Territory, Roots and Conflict: Epistemic Encounters on Sacred Plants

Conferencía de Plantas Sagradas de Las Americas

On Sunday, February 25, the closing ceremony for the for the Conference on Sacred Plants in the Americas was celebrated in the Mexican lakeside town of Ajijic, Jalisco. The conference room overflowed with an audience that anxiously awaited the keynote speakers. Lead organizer, Dr. Bia Labate, motioned that the people she had invited to the front of the room were some of the indigenous tribal representatives participating in the event: medicine women and men, lawyers, small farmers and correspondents.

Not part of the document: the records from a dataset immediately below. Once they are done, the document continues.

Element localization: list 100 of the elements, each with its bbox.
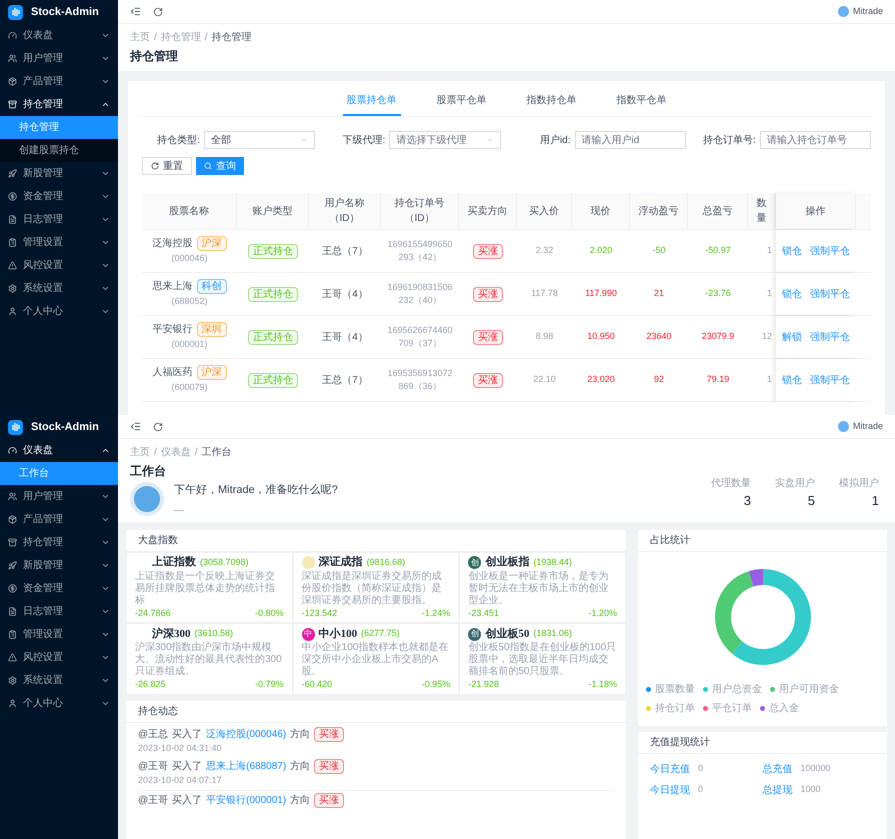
user-name[interactable]: Mitrade: [852, 420, 883, 434]
table-cell-text: 1695626674460709（37）: [386, 324, 454, 350]
select-field[interactable]: 全部: [204, 131, 316, 149]
user-icon: [8, 307, 17, 316]
menu-item[interactable]: 系统设置: [0, 277, 118, 300]
index-change: -123.542: [302, 606, 338, 620]
legend-label: 持仓订单: [655, 702, 695, 716]
user-name[interactable]: Mitrade: [852, 4, 883, 18]
warning-icon: [8, 653, 17, 662]
menu-item[interactable]: 新股管理: [0, 554, 118, 577]
clipboard-icon: [8, 630, 17, 639]
menu-item[interactable]: 系统设置: [0, 669, 118, 692]
index-percent: -0.79%: [255, 678, 284, 691]
column-header: 买卖方向: [468, 204, 508, 218]
index-name: 深证成指: [318, 554, 363, 570]
menu-fold-icon[interactable]: [130, 6, 141, 17]
activity-time: 2023-10-02 04:07:17: [138, 774, 223, 787]
menu-item[interactable]: 风控设置: [0, 254, 118, 277]
menu-item[interactable]: 管理设置: [0, 623, 118, 646]
table-cell-text: 10.950: [587, 330, 615, 344]
logo-icon: [8, 4, 23, 20]
menu-item[interactable]: 用户管理: [0, 485, 118, 508]
tab[interactable]: 指数持仓单: [522, 89, 580, 116]
menu-item[interactable]: 持仓管理: [0, 531, 118, 554]
menu-item[interactable]: 日志管理: [0, 208, 118, 231]
menu-item[interactable]: 产品管理: [0, 70, 118, 93]
table-cell-text: 21: [654, 287, 664, 300]
package-icon: [8, 77, 17, 86]
market-tag: 深圳: [196, 322, 226, 338]
users-icon: [8, 54, 17, 63]
stock-code: (600079): [171, 381, 208, 394]
menu-item[interactable]: 日志管理: [0, 600, 118, 623]
menu-item[interactable]: 新股管理: [0, 162, 118, 185]
menu-item[interactable]: 仪表盘: [0, 439, 118, 462]
column-header: 操作: [806, 204, 826, 218]
column-header: 数量: [756, 197, 768, 226]
index-name: 创业板指: [485, 554, 530, 570]
stock-name: 思来上海: [152, 280, 192, 294]
table-cell-text: 8.98: [536, 330, 554, 344]
tab[interactable]: 指数平仓单: [612, 89, 670, 116]
menu-item[interactable]: 用户管理: [0, 47, 118, 70]
input-field[interactable]: 请输入持仓订单号: [760, 131, 871, 149]
table-cell-text: 1: [766, 373, 772, 386]
menu-item[interactable]: 个人中心: [0, 692, 118, 715]
stat-label: 模拟用户: [839, 476, 879, 491]
reload-icon[interactable]: [153, 422, 163, 432]
menu-item[interactable]: 风控设置: [0, 646, 118, 669]
menu-item[interactable]: 持仓管理: [0, 93, 118, 116]
logo-text: Stock-Admin: [31, 420, 99, 435]
logo-text: Stock-Admin: [31, 4, 99, 20]
stock-code: (000001): [171, 338, 208, 352]
activity-user: @王哥: [138, 760, 168, 774]
fund-value: 0: [698, 762, 704, 776]
rocket-icon: [8, 169, 17, 178]
gauge-icon: [8, 31, 17, 40]
submenu-item[interactable]: 创建股票持仓: [0, 139, 118, 162]
menu-item[interactable]: 个人中心: [0, 300, 118, 323]
table-cell-text: -50.97: [705, 244, 731, 258]
activity-verb: 买入了: [172, 794, 202, 808]
index-value: (3610.58): [194, 627, 234, 640]
stock-code: (688052): [171, 295, 208, 308]
activity-label: 方向: [290, 728, 310, 742]
greeting-subtitle: —: [174, 504, 185, 518]
card-title: 占比统计: [650, 534, 690, 548]
stock-code: (000046): [171, 252, 208, 266]
direction-tag: 买涨: [473, 286, 503, 302]
reload-icon[interactable]: [153, 6, 163, 16]
activity-label: 方向: [290, 794, 310, 808]
menu-item[interactable]: 资金管理: [0, 577, 118, 600]
stock-name: 人福医药: [152, 366, 192, 380]
index-logo-icon: 创: [468, 556, 482, 569]
menu-item[interactable]: 仪表盘: [0, 24, 118, 47]
index-percent: -1.20%: [588, 606, 617, 620]
index-percent: -1.18%: [588, 678, 617, 691]
table-cell-text: 2.32: [536, 244, 554, 258]
activity-verb: 买入了: [172, 760, 202, 774]
tab[interactable]: 股票平仓单: [432, 89, 490, 116]
direction-tag: 买涨: [473, 244, 503, 258]
direction-tag: 买涨: [314, 726, 344, 742]
reset-button[interactable]: 重置: [142, 157, 192, 175]
input-field[interactable]: 请输入用户id: [574, 131, 686, 149]
menu-item[interactable]: 资金管理: [0, 185, 118, 208]
table-cell-text: 1696155499650293（42）: [386, 238, 454, 264]
column-header: 用户名称（ID）: [324, 196, 366, 226]
table-cell-text: 王哥（4）: [322, 288, 368, 302]
index-percent: -1.24%: [422, 606, 450, 620]
card-title: 大盘指数: [138, 534, 178, 548]
menu-item[interactable]: 产品管理: [0, 508, 118, 531]
settings-icon: [8, 284, 17, 293]
select-field[interactable]: 请选择下级代理: [389, 131, 500, 149]
market-tag: 科创: [196, 279, 226, 294]
avatar-image: [130, 482, 164, 516]
index-change: -26.825: [135, 678, 166, 691]
column-header: 现价: [590, 204, 610, 218]
menu-item[interactable]: 管理设置: [0, 231, 118, 254]
breadcrumb-item: 工作台: [202, 446, 232, 460]
menu-fold-icon[interactable]: [130, 421, 141, 432]
index-value: (6277.75): [361, 627, 400, 640]
filter-label: 用户id:: [538, 134, 570, 148]
gauge-icon: [8, 446, 17, 455]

Leopardo Yawa Bane (Huni Kuin) had traveled from Brazil to give a talk on the globalization of ayahuasca, but, as a practitioner and the son of a traditional chief, he closed with a song. On the stage, he was accompanied by Felipe Fuentes, sipáame or Rarámuri healer; Mamma Senchina Kogi, “ancient-knower” from Colombia; Lila and Laura López Sánchez, onayas (Shipibo healers) from Perú, among others. During this closing ceremony, the calls for decolonization that several of us referred to during our talks were upheld through the songs that many of the keynote speakers shared. Furthermore, the unusual format of this closing illustrated the central relationship that both ancestral knowledge and territories have with a diversity of psychoactive plants.